As he made his way up the narrow streets the feeling gradually became so insistent again that he decided not to turn left, up towards the hill, but to continue on through the Trastevere alleyways with the idea of waiting for the pursuer in some suitable place. He stopped outside a little tavern.
“If he wants to attack me,” he thought (in the Trastevere district this was not difficult to imagine) “here at least I can count on help. Someone’s bound to come out of the bar if I shout. But in any case I’ll wait and see.”

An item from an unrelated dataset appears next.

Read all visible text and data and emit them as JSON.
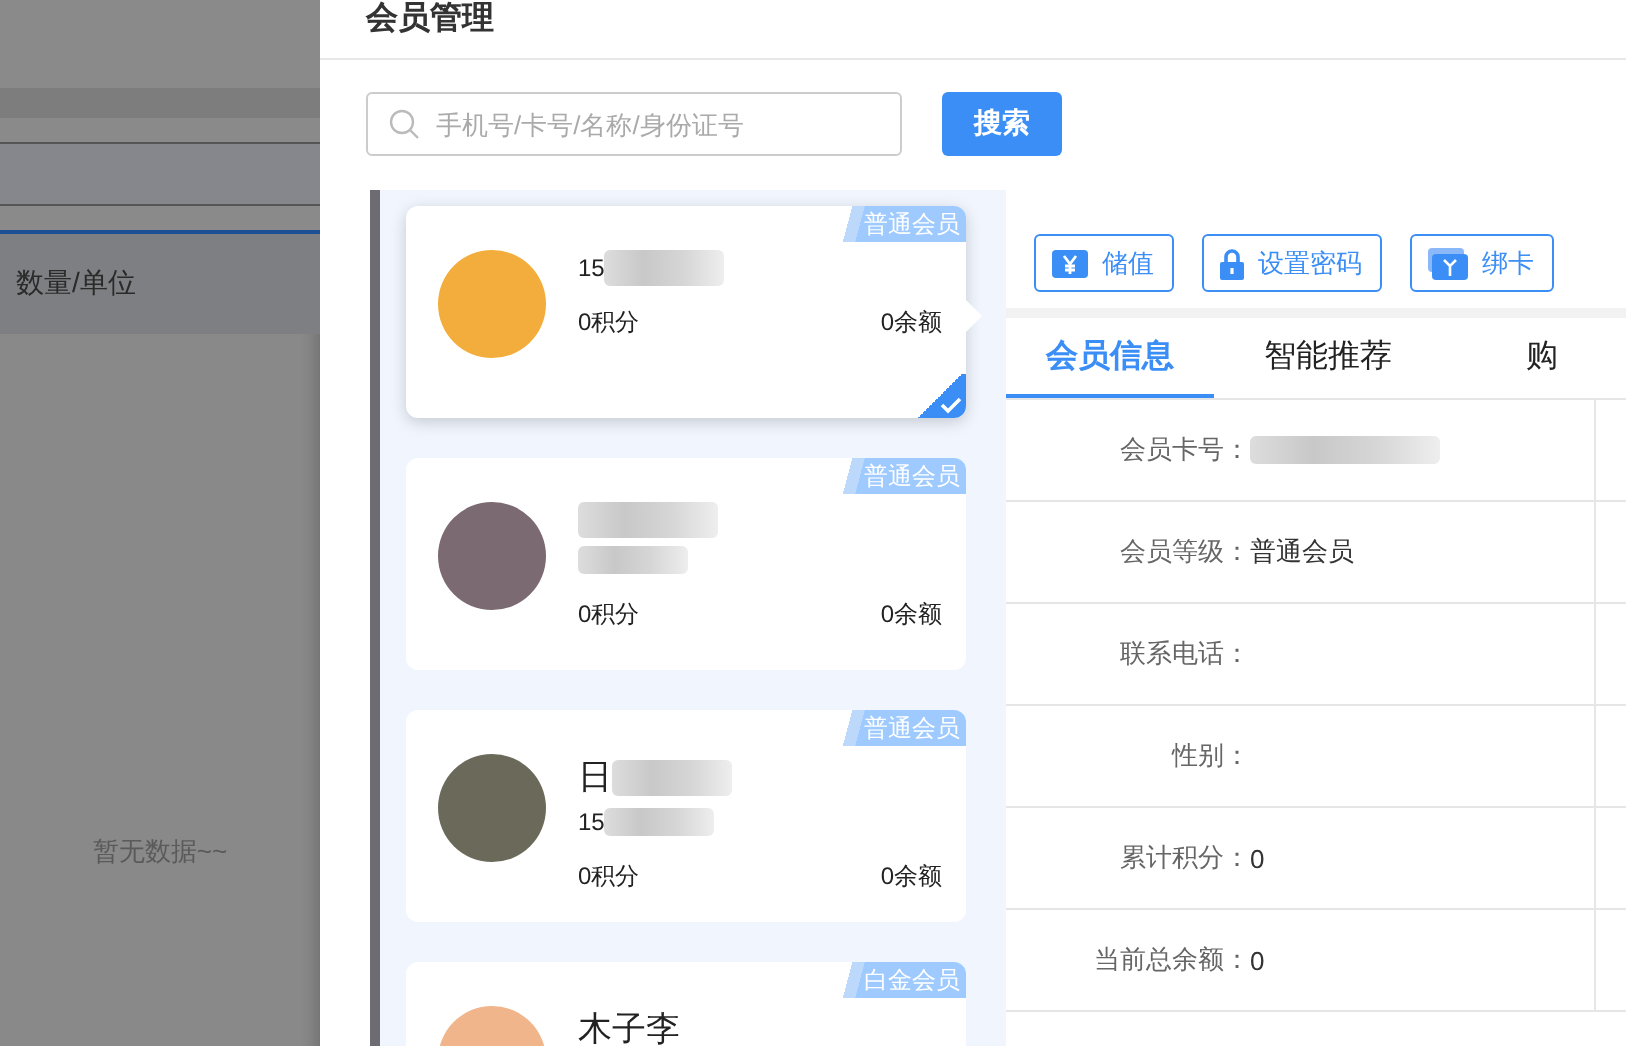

He stood outside the little inn and waited. More people came along, having followed him out of the alleys, but none took the slightest notice of him. They simply continued on their way. He was just about to move on when a man approached in the semidarkness, and Mihály instantly knew that this was he. With beating heart he realised that the man was making straight for him.
As the shape loomed closer he recognised János Szepetneki. In the whole episode the strangest thing, perhaps the only strange thing, was that he was not particularly surprised.
“Hello,” he said quietly.
“Hello, Mihály,” said Szepetneki, loudly and jovially. “I’m glad you decided to wait for me. This is just the place I wanted to take you. Well, come on in.”
They entered the little tavern, whose strongest feature, apart from the smell, was the darkness. The smell Mihály could tolerate. For some reason the smells of Italy did not bother his normally sensitive nostrils. In this particular smell there was something romantic, a hint of fatality. But the darkness he did not like. Szepetneki immediately shouted for a lamp. It was brought by a ravishing, distinctly slovenly Italian girl, shockingly thin, with flashing eyes and huge earrings. It appeared Szepetneki was an old acquaintance. He slapped her on the back, at which she smiled with her great white teeth and launched into a story in the Trastevere dialect, of which Mihály understood not a single word, though János, who, like all con-men, had a flair for languages, interjected skilfully. The girl brought wine, sat down at the table, and talked. János listened with delight, ignoring Mihály completely, or, at most, offering the occasional comment in Hungarian, such as:
“Fantastic girl, hey? They know a thing or two, these Italians!” or:
“How’s that for a pair of eyes, eh! You don’t see them like that in Pest” or:
“She says, all the men who were going to marry her got locked up, and I’m sure to be the next … what a wit, eh?”